Les serviteurs du temple

«La première fois que j'ai vu le nouveau groupe de Pete Doherty, j'étais comme un fou. Je l'ai touché. C'était comme si Jésus m'apparaissait. Il avait une aura de fou. Après tout, on ne va pas à la messe écouter des cantiques: l'aura du personnage me suffisait.»

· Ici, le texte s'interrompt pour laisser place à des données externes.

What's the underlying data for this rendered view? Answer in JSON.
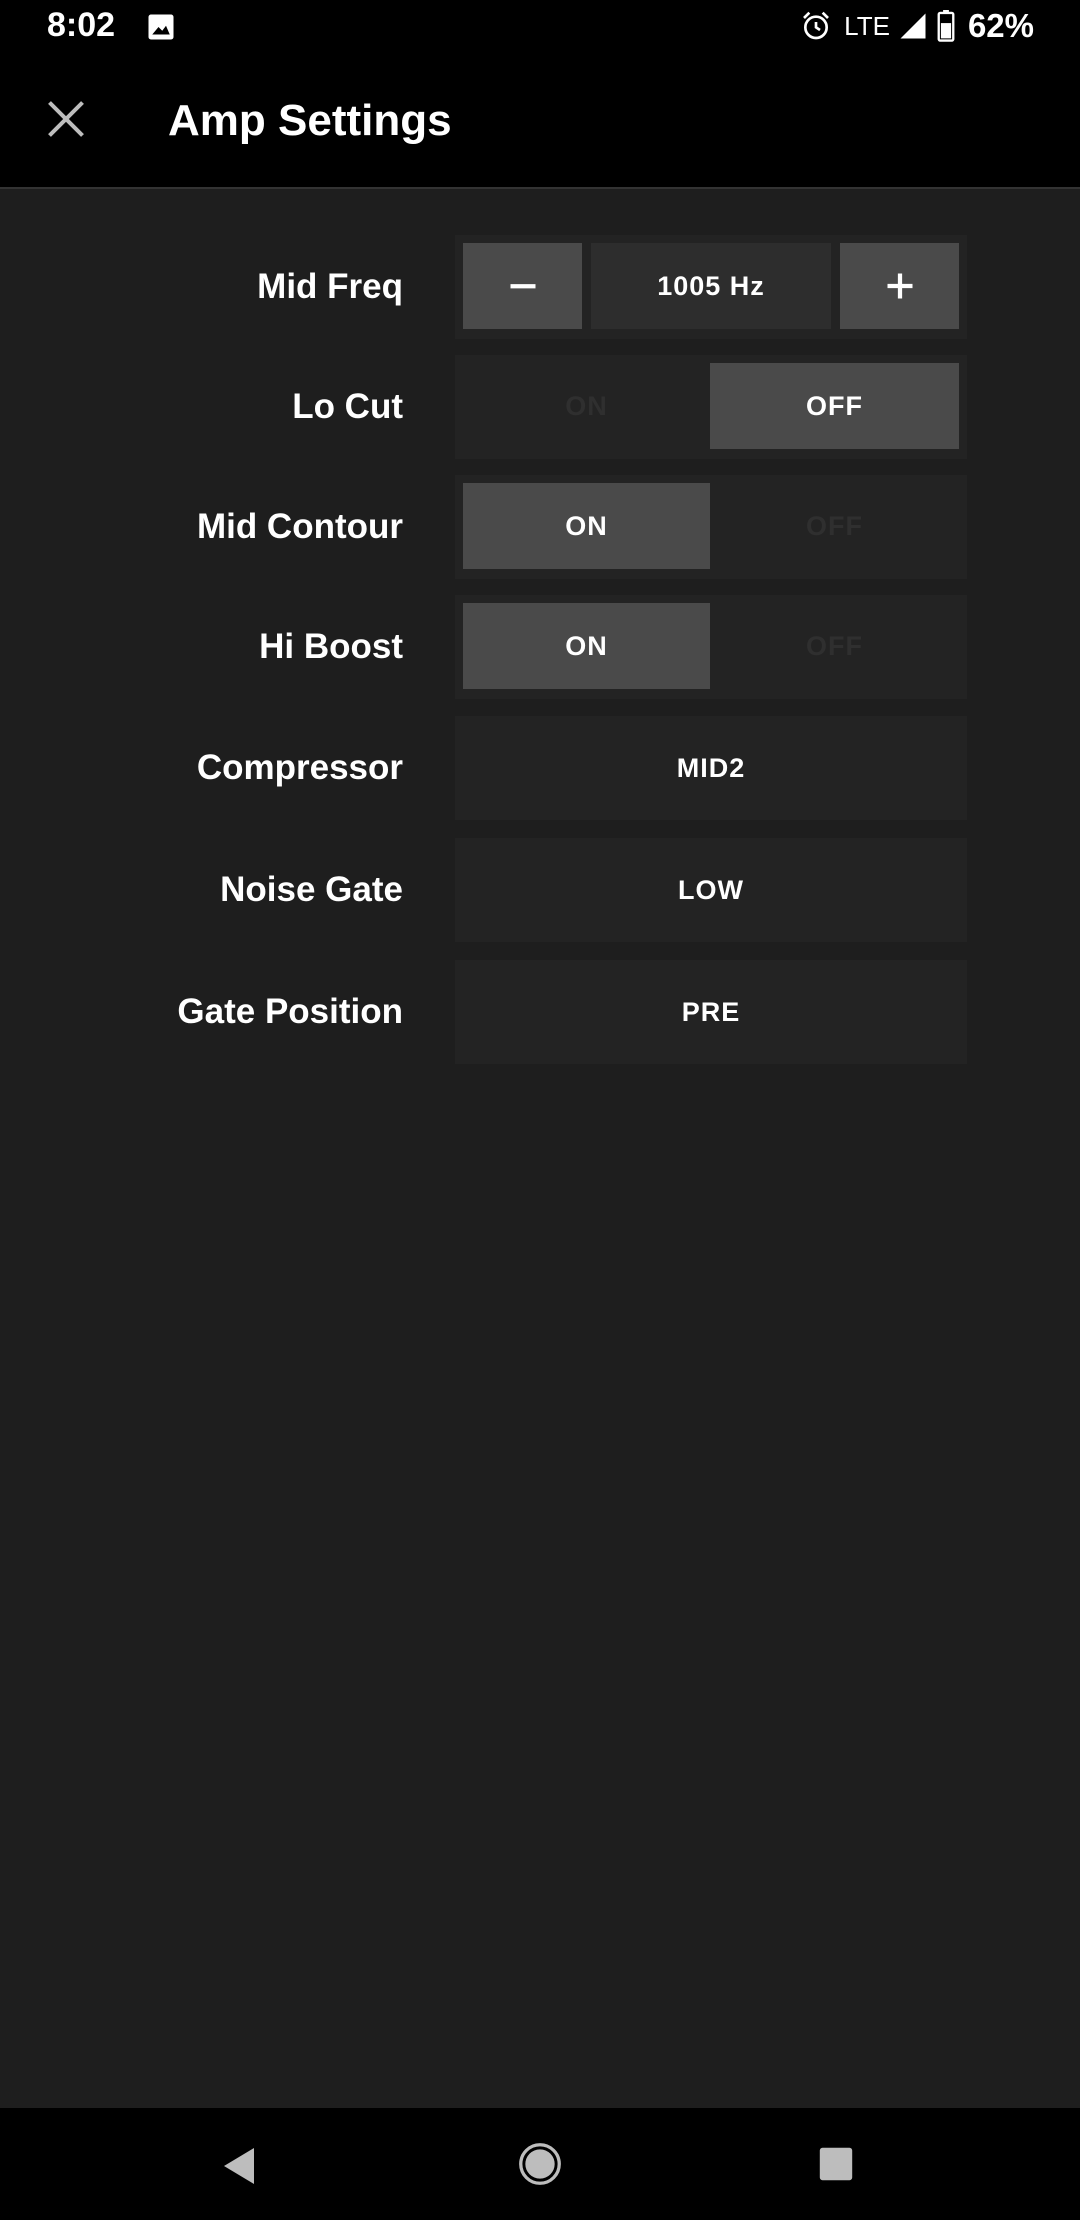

Ce témoignage d'un fan du rocker en rejoint d'autres similaires que j'avais compilés dans un livre. Et c'est vrai que très vite, quand on parle avec eux, les fans utilisent la métaphore religieuse pour décrire la relation qu'ils entretiennent avec leur star. Le mot «fan» vient d'ailleurs du latin «fanaticus», qui signifie «serviteur du temple».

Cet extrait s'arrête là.